La particularité du film Alpha, c’est qu’il nous permet enfin de répondre à une question qu’on aurait dû se poser depuis longtemps : Julia Ducournau n’est-elle pas l’une des réalisatrices les plus surestimées de notre époque ? Je vais être un peu salé, mais après son premier film Grave, sympathique mais loin d’être une révolution, et la grosse arnaque qu’a été sa Palme d’Or Titane, on pouvait légitimement se demander si la presse et le public ne s’étaient pas emballés un peu trop vite. Et la réponse nous est donnée avec son dernier film Alpha : non seulement la réponse est oui, mais surtout Ducournau est tombée dans cette espèce d’intellectualisation cinématographique, digne des pires auteurs du cinéma français.

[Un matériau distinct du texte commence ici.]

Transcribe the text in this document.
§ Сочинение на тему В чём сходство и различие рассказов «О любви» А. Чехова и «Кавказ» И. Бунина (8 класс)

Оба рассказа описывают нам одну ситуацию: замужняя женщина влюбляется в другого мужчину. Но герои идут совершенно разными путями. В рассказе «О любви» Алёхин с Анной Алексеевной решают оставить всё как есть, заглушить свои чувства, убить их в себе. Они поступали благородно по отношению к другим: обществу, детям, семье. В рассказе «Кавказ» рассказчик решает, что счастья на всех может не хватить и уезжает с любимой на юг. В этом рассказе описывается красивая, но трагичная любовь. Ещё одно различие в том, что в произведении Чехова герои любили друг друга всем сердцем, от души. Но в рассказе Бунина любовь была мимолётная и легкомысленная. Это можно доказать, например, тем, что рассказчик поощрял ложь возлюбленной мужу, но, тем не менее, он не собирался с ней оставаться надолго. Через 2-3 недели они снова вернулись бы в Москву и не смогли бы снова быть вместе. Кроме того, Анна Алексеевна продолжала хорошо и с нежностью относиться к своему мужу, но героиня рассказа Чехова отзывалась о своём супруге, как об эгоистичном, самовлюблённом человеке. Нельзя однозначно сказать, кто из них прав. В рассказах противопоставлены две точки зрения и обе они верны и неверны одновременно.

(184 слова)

L’histoire se situe dans les années 80, alors que le monde doit faire face à une nouvelle maladie transformant les gens en statues de marbre. La jeune Alpha (oui, c’est son prénom), 13 ans, revient chez elle avec un tatouage sauvage sur le bras, provoquant la panique dans sa classe et l’inquiétude de sa mère, médecin. Sans compter qu’ils devront accueillir Amin, l’oncle d’Alpha, toxicomane et contaminé par le fameux virus.
Allons droit au but : le virus est une métaphore ratée du VIH, tristement apparu dans les années 80-90. Mais pour une raison inconnue, Ducournau a décidé de faire en sorte que ce virus transforme les gens en marbre. Non seulement cela n’apporte absolument rien à l’histoire, mais surtout rien ne l’empêchait d’aborder frontalement le sida et toutes les inquiétudes qu’il a suscitées dans la population. Surtout que le film insiste beaucoup sur le sang et sur toute la paranoïa qu’il engendre. Cette idée de transformation en marbre n’a aucun sens et ajoute une distance artificielle au récit, puisqu’elle « embellit » les malades, là où Ducournau s’était faite connaître par son goût pour le body horror et avait l’occasion de filmer de façon frontale les dégâts physiques qu’une maladie peut causer.
De plus, le film souffre d’un montage alternant entre passé et présent, caractérisé par un code couleur (présent en bleu, passé en jaune). Mais l’histoire devient rapidement confuse, surtout vers la fin où les deux temporalités se mélangent, au point de décourager le spectateur. Alpha est terriblement ennuyeux : aucune tension quant à la contamination d’Alpha, aucune inquiétude réelle. Le film zigzague maladroitement entre plusieurs arcs — celui d’Amin, de la jeune fille et de la mère. Ducournau est persuadée de faire preuve de subtilité et d’intellectualisme, sans se rendre compte que tout cela est vain, sans intérêt… et très laid. Plus haut, je parlais des codes couleurs pour différencier les temporalités, mais malgré tout cela, le film est horriblement moche : la photographie est assez ratée, à deux ou trois plans près.
Ce qui sauve le film de la catastrophe totale, c’est son casting, très impliqué et talentueux. Golshifteh Farahani restera à jamais une formidable actrice, Tahar Rahim (qui a perdu 20 kg pour ce rôle) s’investit énormément — peut-être même trop — et Mélissa Boros est une belle révélation. Ce trio aurait même pu nous émouvoir si leurs personnages avaient été mieux écrits et leur parcours mieux définis.
Alpha est donc une preuve supplémentaire que Julia Ducournau n’était qu’une hype éphémère. Spectateurs et presse se sont emballés trop vite, et la Palme d’Or de Titane l’a propulsée dans un égotrip stylistique faussement rebelle. Il ne suffit pas de mettre du gore et deux ou trois scènes chocs pour se dire subversif : encore faut-il que la mise en scène ait du sens, et surtout que le film raconte quelque chose. Or, à force de se disperser dans tous les sens sans savoir où aller, Alpha ne raconte rien.
Et si vraiment vous tenez à soutenir le cinéma de genre réalisé par des femmes, voici une liste non exhaustive : Natalie Erika James (Relic, 2020), Jennifer Kent (Mister Babadook, 2014), Coralie Fargeat (The Substance, 2024), Marjane Satrapi (The Voices, 2014), Mary Harron (American Psycho, 2000), Antonia Bird (Vorace, 1999), Mary Lambert (Simetierre, 1986)… et je terminerai par la meilleure réalisatrice de notre époque : Kathryn Bigelow, dont je vous recommande la moitié de la filmographie.